- Born: Marlene Headley
- Education: SOAS University of London
- Occupation: CEO
- Organization: Sistah Space
- Children: 4

= Ngozi Fulani =

Former charity executive and women's rights advocate (b. 1961)

Ngozi Fulani (born Marlene Headley) is a British former charity executive who was chief executive officer of the registered charity Sistah Space.

==Early life and education==
Fulani was born in Harlesden, and grew up in Kilburn, London, where she attended South Kilburn High School. Her parents were immigrants from Barbados. Her mother, a nurse, and her father, a British Rail worker, had come to London from the Caribbean in the 1950s as part of the Windrush generation. She has six siblings.

At the age of 18, she moved to Hackney to attend college, and later earned a bachelor's degree and a master's degree in African studies from SOAS University of London.

==Career==
Fulani worked as a marriage registrar in Hackney and felt driven to train as an independent domestic violence advocate.

In 2015 Fulani founded Sistah Space, described as a "community-based nonprofit initiative created to bridge the gap in domestic abuse services for African heritage women and girls". The charity is the only one of its kind in the United Kingdom that is focused solely on supporting women and girls of African heritage.

==Buckingham Palace incident==
In 2021, Fulani spoke in favour of Meghan, Duchess of Sussex, following her interview with Oprah Winfrey, describing her as "a survivor of domestic violence from her in-laws". On 29 November 2022, she attended a reception hosted by Queen Camilla at Buckingham Palace to raise awareness as part of the 16 Days of Activism against Gender-based Violence.

The following day, Fulani used Twitter to publish the alleged transcript of a conversation she claimed to have had with Lady Susan Hussey, a Lady of the Household. According to Fulani's account, Lady Hussey repeatedly asked Fulani where she was "really" from after Fulani said she was born and raised in the UK. Fulani considered Hussey's comments and actions to be abuse, saying, "Although I didn't experience physical violence, what I feel I experienced was a form of abuse", and "... if you move my hair without permission, to me, that's abuse".

Following the allegation, Hussey resigned her position and apologised. The Palace said that Hussey's remarks were "unacceptable and deeply regrettable" and that "the individual concerned would like to express her profound apologies for the hurt caused and has stepped aside".

Fulani reported receiving "horrific abuse" online since the Buckingham Palace event. Following this, Ngozi paused the work of Sistah Space, citing safety concerns.

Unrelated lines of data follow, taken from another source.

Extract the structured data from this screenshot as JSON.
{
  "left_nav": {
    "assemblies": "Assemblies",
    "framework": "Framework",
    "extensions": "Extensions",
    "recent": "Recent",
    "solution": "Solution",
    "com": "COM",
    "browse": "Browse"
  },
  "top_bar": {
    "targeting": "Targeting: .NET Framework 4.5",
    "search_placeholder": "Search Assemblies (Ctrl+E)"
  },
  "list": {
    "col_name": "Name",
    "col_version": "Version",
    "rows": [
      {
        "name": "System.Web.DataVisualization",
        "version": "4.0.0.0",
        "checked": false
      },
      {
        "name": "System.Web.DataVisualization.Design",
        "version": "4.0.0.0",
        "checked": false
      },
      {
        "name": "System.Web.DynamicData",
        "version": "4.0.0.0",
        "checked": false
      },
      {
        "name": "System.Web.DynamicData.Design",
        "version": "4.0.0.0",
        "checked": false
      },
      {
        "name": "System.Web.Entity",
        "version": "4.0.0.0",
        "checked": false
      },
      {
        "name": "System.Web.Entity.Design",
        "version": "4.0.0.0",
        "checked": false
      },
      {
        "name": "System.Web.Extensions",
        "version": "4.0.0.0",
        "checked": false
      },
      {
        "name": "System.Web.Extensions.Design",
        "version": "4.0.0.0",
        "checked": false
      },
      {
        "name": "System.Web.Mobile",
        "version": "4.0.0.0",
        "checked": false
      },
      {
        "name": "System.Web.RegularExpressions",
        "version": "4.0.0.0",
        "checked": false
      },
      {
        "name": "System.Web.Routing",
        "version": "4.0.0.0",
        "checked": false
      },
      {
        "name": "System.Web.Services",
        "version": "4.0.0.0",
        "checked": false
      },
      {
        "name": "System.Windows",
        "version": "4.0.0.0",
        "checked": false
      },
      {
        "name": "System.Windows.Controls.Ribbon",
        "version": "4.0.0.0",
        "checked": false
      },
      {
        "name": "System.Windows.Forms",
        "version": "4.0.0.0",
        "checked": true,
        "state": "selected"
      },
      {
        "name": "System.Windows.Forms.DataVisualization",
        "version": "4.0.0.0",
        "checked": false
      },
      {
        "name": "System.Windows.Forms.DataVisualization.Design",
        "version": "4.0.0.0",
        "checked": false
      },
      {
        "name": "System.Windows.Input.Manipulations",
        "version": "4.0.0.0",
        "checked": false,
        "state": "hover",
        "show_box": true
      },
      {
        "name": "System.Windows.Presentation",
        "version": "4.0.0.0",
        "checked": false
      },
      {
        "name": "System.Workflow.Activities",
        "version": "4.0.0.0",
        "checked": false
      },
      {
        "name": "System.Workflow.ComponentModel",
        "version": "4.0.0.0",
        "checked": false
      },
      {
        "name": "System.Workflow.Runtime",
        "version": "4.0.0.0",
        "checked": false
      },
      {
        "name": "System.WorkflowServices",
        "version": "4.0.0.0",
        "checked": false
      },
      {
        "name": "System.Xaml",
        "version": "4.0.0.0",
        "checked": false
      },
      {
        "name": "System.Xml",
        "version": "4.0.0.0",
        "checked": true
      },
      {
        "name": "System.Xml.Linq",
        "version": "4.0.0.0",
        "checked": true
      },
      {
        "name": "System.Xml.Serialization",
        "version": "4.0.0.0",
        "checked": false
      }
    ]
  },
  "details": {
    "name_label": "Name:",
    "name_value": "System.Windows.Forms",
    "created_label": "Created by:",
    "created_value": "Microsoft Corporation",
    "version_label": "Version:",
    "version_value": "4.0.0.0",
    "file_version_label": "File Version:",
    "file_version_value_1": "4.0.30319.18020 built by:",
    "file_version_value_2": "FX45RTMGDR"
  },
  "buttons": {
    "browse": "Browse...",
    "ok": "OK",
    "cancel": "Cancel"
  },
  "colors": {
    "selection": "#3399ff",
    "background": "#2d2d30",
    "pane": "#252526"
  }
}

The Charity Commission subsequently announced a preliminary investigation into Sistah Space over concerns regarding financial management and organisational setup at the charity, which were brought to light in the wake of Fulani's Buckingham Palace allegations.

On 16 December Fulani and Hussey met at Buckingham Palace to address the incident, with Hussey offering her "sincere apologies for the comments that were made and the distress they caused". A joint statement was released afterwards, reporting that the meeting was "filled with warmth and understanding" and that Fulani "has accepted this apology and appreciates that no malice was intended".

In March 2023, Fulani temporarily stepped down from her position as CEO of Sistah Space, citing the abuse she received as the reason. She also criticised the Palace for not helping her tackle the abuse. In response, the Palace reiterated the apologies made earlier and added that it had stood by the statement they mutually published with Fulani's approval in December 2022, which included an agreement that no further media comment would be made. The Palace also mentioned the message of thanks it received from Sistah Space after the meeting between Fulani and Hussey, in which the charity thanked them for their support and assistance with Fulani's security concerns, and for handling some of the abuse she had received on social media and elsewhere.

==Personal life==
As of 2020, Fulani resided in north London. She is widowed, and has four children and three grandchildren.

In May 2024, she was seen supporting Diane Abbott at a rally, at Hackney Town Hall.